Thu, Jun 23rd 2011, 08:33
- Opini sserambi indonesia
BUBEE salah satu alat penangkap ikan tradisional orang Aceh yang dibuat dari bambu. Bentuknya lancip ke atas dan kembang ke bawah. Modelnya ada yang dalam bentuk satu jap dengan ukuran agak sedikit lebih pendek daripada bubee dua jap yang ukurannya agak panjang. Disebut dua jap karena bubee ini memiliki dua kurungan (jap) di dalamnya. Sehingga bila orang menggunakan bubee dua jap untuk menangkap ikan, hasilnya bisa lebih banyak dari menggunakan bubee satu jap.
Yang menarik, entah kenapa sebutan bubee dua jap bagi orang Aceh acap kali diumpamakan dengan sifat seseorang tidak baik. Yaitu sifat orang bermuka dua. Sifat orang seperti ini orang Aceh menyebutnya orang yang berperangai lagee bubee dua jap, seureukap muka dua, kenoe pihtoe keudeh pihrap, bandua pat tarek beulanja. Celakanya, sifat orang bubee dua jap ini rela mengorbankan orang lain demi keuntungannya. Tak peduli, apakah yang dikorbankan itu kawan atau lawan. Yang penting ia bisa mendapat keuntungan. Makanya, dalam sifat orang bubee dua jap, menghasut dan menyebar fitnah sudah merupakan profesinya. Mereka pandai sekali memanfaatkan kesempatan dalam segala situasi sosial dan politik.
Apalagi saat-saat menjelang musim pilkada. Ini akan banyak bermunculan orang-orang yang berpolitik sifat bubee dua jap. Mereka biasanya lebih sibuk dari panitia pelaksana pilkada. Dalam situasi tertentu, politisi amatiran bubee dua jap ini bisa tampil seperti tarum kafe (kadal hijau) yang hinggap dari pohon ke pohon. Bila ia singgah di pohon warna coklat, kulit tubuh kadal itu langsung coklat. Bila hinggap di pohon warna hijau, ia pun berobah jadi hijau.

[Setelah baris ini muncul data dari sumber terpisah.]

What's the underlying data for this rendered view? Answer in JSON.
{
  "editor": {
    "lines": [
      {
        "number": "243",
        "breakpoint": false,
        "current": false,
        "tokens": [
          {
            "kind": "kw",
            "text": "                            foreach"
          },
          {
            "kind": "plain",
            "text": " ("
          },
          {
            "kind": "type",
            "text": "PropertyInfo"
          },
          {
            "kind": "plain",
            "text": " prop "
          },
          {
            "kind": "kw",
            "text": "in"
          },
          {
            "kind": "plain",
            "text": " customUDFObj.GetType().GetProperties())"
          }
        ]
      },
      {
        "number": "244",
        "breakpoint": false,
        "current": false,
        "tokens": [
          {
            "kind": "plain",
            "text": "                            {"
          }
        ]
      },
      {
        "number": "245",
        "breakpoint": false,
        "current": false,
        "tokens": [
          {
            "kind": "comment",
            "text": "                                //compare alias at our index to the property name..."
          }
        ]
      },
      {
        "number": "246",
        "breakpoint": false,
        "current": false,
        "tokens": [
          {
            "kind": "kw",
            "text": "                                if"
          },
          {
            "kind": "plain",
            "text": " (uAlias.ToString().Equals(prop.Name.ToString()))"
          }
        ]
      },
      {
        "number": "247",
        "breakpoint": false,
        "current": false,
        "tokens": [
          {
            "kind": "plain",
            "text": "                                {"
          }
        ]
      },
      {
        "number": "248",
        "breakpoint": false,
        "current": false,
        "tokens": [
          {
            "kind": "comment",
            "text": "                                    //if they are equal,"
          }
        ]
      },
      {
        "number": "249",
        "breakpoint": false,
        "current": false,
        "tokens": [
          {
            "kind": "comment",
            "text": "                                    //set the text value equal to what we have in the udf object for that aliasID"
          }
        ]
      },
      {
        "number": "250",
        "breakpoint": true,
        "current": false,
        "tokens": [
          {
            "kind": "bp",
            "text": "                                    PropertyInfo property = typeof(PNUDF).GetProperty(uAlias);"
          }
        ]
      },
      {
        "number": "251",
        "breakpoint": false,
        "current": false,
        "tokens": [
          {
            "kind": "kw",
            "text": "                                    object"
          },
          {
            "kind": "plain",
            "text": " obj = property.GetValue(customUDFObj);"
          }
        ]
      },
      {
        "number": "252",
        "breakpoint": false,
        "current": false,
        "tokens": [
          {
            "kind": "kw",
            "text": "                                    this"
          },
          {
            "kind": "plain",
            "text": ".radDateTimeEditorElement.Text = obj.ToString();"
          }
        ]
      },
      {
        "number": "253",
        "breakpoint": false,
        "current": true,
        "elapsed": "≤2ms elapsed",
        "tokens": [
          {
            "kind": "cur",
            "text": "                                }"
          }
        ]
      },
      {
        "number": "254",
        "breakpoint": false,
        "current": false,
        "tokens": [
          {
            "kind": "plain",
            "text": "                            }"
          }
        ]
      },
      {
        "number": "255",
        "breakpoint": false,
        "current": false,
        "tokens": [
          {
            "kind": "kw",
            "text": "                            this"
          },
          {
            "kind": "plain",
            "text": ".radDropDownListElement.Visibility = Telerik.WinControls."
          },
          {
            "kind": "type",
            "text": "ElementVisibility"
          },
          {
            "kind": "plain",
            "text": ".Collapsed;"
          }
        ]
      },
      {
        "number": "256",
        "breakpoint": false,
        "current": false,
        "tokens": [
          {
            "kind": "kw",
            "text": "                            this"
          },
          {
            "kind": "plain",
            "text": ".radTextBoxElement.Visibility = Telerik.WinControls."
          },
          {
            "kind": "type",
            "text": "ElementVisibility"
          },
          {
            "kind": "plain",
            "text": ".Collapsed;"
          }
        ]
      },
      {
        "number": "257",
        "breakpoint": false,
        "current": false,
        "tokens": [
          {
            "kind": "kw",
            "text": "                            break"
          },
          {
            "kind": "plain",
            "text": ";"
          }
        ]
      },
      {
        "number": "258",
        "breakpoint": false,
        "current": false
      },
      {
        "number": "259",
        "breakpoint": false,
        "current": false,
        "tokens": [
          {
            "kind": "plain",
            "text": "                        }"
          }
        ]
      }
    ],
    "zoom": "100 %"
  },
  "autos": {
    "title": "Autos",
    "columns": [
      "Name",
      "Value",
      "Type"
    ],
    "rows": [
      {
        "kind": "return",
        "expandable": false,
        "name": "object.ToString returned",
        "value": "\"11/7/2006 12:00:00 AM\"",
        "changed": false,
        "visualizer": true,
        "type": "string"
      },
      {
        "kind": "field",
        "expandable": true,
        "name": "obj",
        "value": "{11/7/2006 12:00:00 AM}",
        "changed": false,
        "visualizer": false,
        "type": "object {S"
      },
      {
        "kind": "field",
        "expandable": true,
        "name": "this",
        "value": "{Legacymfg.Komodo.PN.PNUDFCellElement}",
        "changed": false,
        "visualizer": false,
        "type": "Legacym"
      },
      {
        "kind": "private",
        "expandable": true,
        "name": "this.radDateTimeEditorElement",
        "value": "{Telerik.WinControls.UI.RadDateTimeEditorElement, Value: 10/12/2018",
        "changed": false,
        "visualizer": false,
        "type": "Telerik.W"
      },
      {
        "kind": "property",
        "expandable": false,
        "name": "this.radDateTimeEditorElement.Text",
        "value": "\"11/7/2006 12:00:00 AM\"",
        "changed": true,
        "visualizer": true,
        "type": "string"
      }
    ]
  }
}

Pada prinsipnya, itulah karakter politik orang bubee dua jap. Bila ia berada dalam kelompok A, tak segan-segan mengatakan sejumlah kekurangan kelompok B. Sebaliknya, bila sedang berada dalam kelompok B tak tanggung-tanggung menceritakan kekurangan dan kelemahan kelompok A. Intinya, dari kedua pihak mereka ingin dapat keuntungan pribadi, meskipun harus mengorbankan orang lain sebagai tumbalnya.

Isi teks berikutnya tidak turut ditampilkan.